Plainte après le décès suspect d'un patient: "On l'a laissé s'étouffer petit à petit pendant six heures"
Y-a-t-il eu erreur médicale à l'hôpital de Marmande (Lot-et-Garonne) après le décès d'un patient en mai 2014? Un couple de Bordelais attaque en justice l'établissement de santé après le décès de leurs fils, âgé de 32 ans. Le 18 mai 2014, Sébastien Delporge est conduit à l’hôpital de Marmande en début de soirée après une chute de vélo. Ce Girondin était parti faire du "ride bike" avec un ami, une discipline qui consiste à franchir des parcours de bosses et de rampes. Après un saut, il fait une mauvaise chute et perd connaissance quelques secondes.
"Il ne pouvait pas mourir comme ça"
Son ami alerte les pompiers et Sébastien est admis à 19h30 à l'hôpital pour une fracture du nez et un possible traumatisme crânien. A 1h45, son décès est constaté après un arrêt cardiaque. Alors que le jeune homme s'était plaint pendant des heures d'une boule à la gorge, ses parents et sa compagne viennent de déposer une plainte pour homicide involontaire auprès du tribunal de grande instance d’Agen, rapport de médecins externes à l’appui.
"Mon fils était militaire engagé pendant cinq ans. Il est allé sur des territoires en guerre. Il aurait pu mourir là-bas. Au moins, il serait mort avec honneur. Là, on l'a laissé s'étouffer petit à petit pendant six heures trente, déplore, avec émotion, Alain Delforge, le père de Sébastien. Aujourd'hui, on veut me faire croire qu'en 2014 des spécialistes de l'urgence ne sont pas capables de poser une trachéotomie. Il ne pouvait pas mourir comme ça, ce n'est pas possible !"
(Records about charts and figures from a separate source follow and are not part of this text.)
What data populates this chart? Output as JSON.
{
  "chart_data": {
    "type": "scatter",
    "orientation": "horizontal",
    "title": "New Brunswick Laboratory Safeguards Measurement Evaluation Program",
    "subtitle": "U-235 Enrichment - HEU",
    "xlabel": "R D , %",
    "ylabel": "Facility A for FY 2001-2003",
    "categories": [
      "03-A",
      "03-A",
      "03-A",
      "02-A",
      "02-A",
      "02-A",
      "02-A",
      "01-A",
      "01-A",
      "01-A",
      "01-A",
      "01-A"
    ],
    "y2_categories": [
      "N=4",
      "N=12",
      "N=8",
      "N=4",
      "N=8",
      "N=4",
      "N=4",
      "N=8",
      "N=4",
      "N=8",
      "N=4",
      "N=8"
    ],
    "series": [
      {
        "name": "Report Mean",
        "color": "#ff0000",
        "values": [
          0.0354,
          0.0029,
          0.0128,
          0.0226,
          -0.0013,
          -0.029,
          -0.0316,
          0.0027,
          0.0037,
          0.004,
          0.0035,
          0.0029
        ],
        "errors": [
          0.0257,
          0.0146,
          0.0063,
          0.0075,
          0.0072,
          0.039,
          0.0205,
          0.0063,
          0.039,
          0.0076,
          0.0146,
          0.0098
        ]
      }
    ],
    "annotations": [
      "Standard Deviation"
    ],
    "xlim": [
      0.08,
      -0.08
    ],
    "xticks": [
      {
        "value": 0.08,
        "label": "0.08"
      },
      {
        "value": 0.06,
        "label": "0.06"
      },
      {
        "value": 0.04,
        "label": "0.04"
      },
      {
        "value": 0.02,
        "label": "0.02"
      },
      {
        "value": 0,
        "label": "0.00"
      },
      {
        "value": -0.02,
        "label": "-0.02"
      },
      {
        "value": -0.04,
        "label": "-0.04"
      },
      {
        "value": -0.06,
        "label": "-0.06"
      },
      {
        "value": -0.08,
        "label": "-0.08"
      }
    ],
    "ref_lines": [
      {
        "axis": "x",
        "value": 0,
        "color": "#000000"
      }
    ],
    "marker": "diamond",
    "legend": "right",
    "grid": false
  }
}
"Il n'avait aucune chance"
Il demande donc à ce que l’hôpital et les médecins présents cette nuit-là soient reconnus coupables "d’erreurs grossières commises", comme le stipule le rapport de l’expertise conduit par deux médecins de l’hôpital de Garches (Hauts-de-Seine). "Nous devons nous battre pour que ça n'arrive plus, déclare encore, attristé, ce père de famille. Ou alors, s'ils ne se sentent plus capables de sauver des vies qu'ils changent de métier. Peut-être qu'ils en sauveront là…"
De son côté, Alison Malant, la compagne de Sébastien et mère de ses deux enfants, estime qu'"il n'avait aucune chance. Dès qu'il a mis un pied dans cet hôpital-là, il était mort". "Si je me bats aujourd'hui, ce n'est pas par vengeance, c'est pour Sébastien. Pour qu'on reconnaisse ce qu'ils n'ont pas fait", souligne-t-elle. Et d'indiquer qu'elle espère que cette procédure lui permettra de déculpabiliser: "Ce combat pourra en même temps peut-être nous aider car on culpabilise. On m'a dit de ne pas venir. On m'a dit qu'il était entre de bonnes mains, dans un service d'urgence. Je ne m'attendais donc pas à avoir un médecin au téléphone, en pleine nuit, me dire que mon conjoint avait fait un arrêt cardiaque".
Rappel des faits:
Ce soir-là, de 19h30 à minuit, Sébastien Delporge ne cesse de signaler aux équipes soignantes son mal de gorge, sa difficulté à respirer et à déglutir. La situation s’aggrave et une trachéotomie est envisagée. Seulement, aucun médecin sur place ne veut tenter l’intervention vitale. Seul l’hôpital de Bordeaux accepte de le recevoir à condition de lui faire une petite intervention pour lui permettre de respirer pendant le trajet. C’est à ce moment-là que Sébastien meurt. Il est 1h45.
Rapidement, la famille découvre qu’un radiologue avait bien détecté un œdème dans la gorge de Sébastien, dès son arrivée à l’hôpital. Mais le médecin s’en est rappelé trop tard. Suite au décès, deux experts médicaux de la région parisienne sont rapidement mandatés pour savoir exactement ce qu’il s’est passé. Ils viennent de rendre leur rapport, lapidaire: cette nuit-là, des erreurs grossières ont été commises.